Semana depois da resolução do STF ele estacionou sua pessoa no forum de Maceió, carregando uma pasta preta ensebada, e cheio de direito. Ao seu lado, o irmão Federaldo, que é apenas meio doido. Na portaria, ele empinou a venta e falou pro recepcionista:

– Eu sou o doutor Fedúlcio Cunegundes Pimpo, “adêvogado”. Este aqui ao meu lado é o meu irmão doutor Federaldo Cunegundes Pimpo, “economista”…

E o porteiro, muito educado:

– Com quem os doutores estão querendo falar, por gentileza?

E o Fedúlcio:

– Na verdade, eu não quero falar especificamente com ninguém. Vim apenas comunicar que encetarei uma campanha para acabar com diploma de adêvogado. De agora em diante, qualquer um poderá ser adêvogado, sem precisar dessa besteira de ser bacharel em direito…

– Mas não pode, senhor…

– Como não pode? Onde que adêvogado é melhor que jornalista?

–  Em canto nenhum, senhor…

– Pois os ministros do STF acham que diploma de jornalista é uma bosta. Se a onda agora é essa, então vamos acabar com todos os diplomas, todas as faculdades… tudo! Minha próxima meta é ser ministro, sem diploma e sem merda de papel nenhum! Não é pra esculhambar? Então… vamos esculhambar!

 

 

 

Macho bom de morrer

 

Era um sábado de manhã. A matutada bebia sua cachacinha com tira-gosto de bode, no bar do Soró, situado lá pras bandas de Campo Alegre. Nisso para uma motocicleta possante na porta e dela apeia-se um cabra fortão, com um chapelão tipo caubói, enfiado na cabeça.
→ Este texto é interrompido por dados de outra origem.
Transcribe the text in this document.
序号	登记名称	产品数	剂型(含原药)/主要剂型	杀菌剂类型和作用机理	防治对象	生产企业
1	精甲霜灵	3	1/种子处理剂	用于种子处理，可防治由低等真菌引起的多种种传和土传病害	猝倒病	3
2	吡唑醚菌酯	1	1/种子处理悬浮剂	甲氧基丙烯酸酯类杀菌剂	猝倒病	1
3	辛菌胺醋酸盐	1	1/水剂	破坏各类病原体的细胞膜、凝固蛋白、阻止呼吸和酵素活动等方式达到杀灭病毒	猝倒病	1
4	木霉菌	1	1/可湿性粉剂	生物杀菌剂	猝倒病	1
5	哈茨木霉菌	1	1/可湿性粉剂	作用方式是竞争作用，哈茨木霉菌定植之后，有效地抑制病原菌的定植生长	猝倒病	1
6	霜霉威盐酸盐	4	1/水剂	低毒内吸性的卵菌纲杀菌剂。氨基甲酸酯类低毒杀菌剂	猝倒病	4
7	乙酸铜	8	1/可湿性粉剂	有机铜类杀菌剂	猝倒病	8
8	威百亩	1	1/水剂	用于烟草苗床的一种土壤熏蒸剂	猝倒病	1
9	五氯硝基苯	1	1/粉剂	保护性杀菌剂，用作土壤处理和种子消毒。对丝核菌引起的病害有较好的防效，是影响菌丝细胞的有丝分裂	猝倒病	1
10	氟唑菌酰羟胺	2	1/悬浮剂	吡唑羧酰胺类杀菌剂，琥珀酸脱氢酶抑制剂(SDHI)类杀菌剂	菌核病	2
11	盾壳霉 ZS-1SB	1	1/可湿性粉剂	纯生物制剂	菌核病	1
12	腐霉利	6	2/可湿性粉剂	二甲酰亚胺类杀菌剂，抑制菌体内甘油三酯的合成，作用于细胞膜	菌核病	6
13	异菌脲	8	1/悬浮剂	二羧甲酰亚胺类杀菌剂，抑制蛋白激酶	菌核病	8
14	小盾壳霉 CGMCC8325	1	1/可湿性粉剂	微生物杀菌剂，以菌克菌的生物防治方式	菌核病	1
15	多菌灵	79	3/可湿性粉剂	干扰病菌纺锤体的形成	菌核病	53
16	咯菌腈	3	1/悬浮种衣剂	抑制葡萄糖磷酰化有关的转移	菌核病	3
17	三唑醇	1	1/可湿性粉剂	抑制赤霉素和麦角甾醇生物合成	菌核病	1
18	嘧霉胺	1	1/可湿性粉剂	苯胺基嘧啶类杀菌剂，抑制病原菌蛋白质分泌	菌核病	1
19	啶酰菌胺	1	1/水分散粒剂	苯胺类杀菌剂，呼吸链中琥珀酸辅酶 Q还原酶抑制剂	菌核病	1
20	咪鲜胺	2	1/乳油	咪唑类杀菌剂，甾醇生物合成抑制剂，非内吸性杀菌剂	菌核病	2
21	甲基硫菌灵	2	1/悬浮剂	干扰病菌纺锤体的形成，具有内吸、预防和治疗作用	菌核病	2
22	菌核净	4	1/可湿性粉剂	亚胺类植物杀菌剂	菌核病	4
Pisando firme, o fortão entrou lá e disparou:

– Nesta merda não tem macho!

Esperou uma resposta e, com mais ênfase ainda, completou:

– Eu disse que aqui nesta merda de bar não tem macho!

Todos continuaram em silêncio. Não satisfeito, o cara pegou um matuto baixinho no balcão e falou

– Você não me ouviu? Eu acabei de dizer que aqui dentro não tem macho!!!

Tranquilão, o baixinho respondeu:

– Na verdade num tem mêrmo, purque os qui aparece, nóis mata tudo…

 

Uma questão de lembrança

 

 

Noutro bar, daqui mesmo de Maceió, dois colegas de copo já estávam pra lá de Bagdá, quando um deles perguntou ao outro:

– Ô Guimarães, tu quer saber de uma coisa? Não cheguei a transar com minha mulher antes do casamento E você?

– Não me lembro… Qual é mesmo o nome dela?